This project is to create a streaming ETL with python. Its primary objective is to seamlessly integrate data from various sources and efficiently load it into Elasticsearch.
-
Linux Ubuntu machine with 16 GB RAM and a 6-core Intel Core i5 CPU 8400 and 500 GB disk space
-
ELK stack v7.6.0
-
Python 3.6
Dataset Sharing Notice
Please note that the dataset associated with this project cannot be shared in this GitHub repository. If you require access to the dataset for research or other purposes, please contact us through Github.
Prepare python environment
virtualenv -p python3 es_etl
source es_etl/bin/activate
pip install -r scripts/requirements.txt
Deploy elasticsearch and kibana. Instructions with Docker are here.

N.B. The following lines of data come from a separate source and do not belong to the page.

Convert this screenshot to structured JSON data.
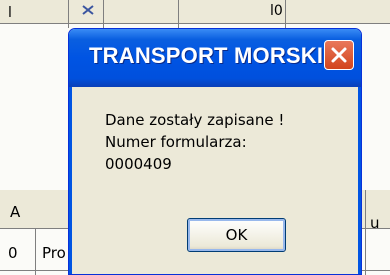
{
  "background": {
    "top_left_fragment": "l",
    "top_right_fragment": "l0",
    "column_header_left": "A",
    "column_header_right": "u",
    "row_cell_1": "0",
    "row_cell_2": "Pro"
  },
  "dialog": {
    "title": "TRANSPORT MORSKI",
    "message_lines": [
      "Dane zostały zapisane !",
      "Numer formularza:",
      "0000409"
    ],
    "ok_label": "OK",
    "close_icon": "close-x-icon"
  },
  "colors": {
    "titlebar_blue": "#0054e3",
    "close_red": "#d2441c",
    "dialog_face": "#ece9d8"
  }
}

To start a run of the streaming ETL, It is required to configure the file etl_conf.json
Below a helper to configure the configuration file
Conf.json defines the input, output and mappings configuration for IAT
{
"input":xxx,
"mapping":xxx,
"output":xxx
}
For file
{
"source_type":"file",
"file_path":"/home/ttngo/code/evaluationELK/dataset/data-aydat-2020-3month.json"
}
For Logstash
{
"source_type":"Logstash",
"host":127.0.0.1,
"port":5002
}
{ "mapping_file":"mappings_aydat.json" }
For file
{
"source_type":"file",
"file_path":"output.json"
}
For ES
{
"source_type":"ES",
"host":"127.0.0.1",
"port":9200,
"target_index":"target_index_3month"
}
For standard output
{"source_type":"stdout"}
After configuration, run the ETL process
python3 etl.py
[1] Ngo, Thi Thu Trang, David Sarramia, Myoung-Ah Kang, and François Pinet. An Analytical Tool for Georeferenced Sensor Data based on ELK Stack. In 7th International Conference on Geographical Information Systems Theory, Applications and Management, SCITEPRESS-Science and Technology Publications (2021).
[2] Ngo, Thi Thu Trang, David Sarramia, Myoung-Ah Kang, and François Pinet. A New Approach Based on ELK Stack for the Analysis and Visualisation of Geo-referenced Sensor Data. in the Springer Nature Computer Science journal (2023).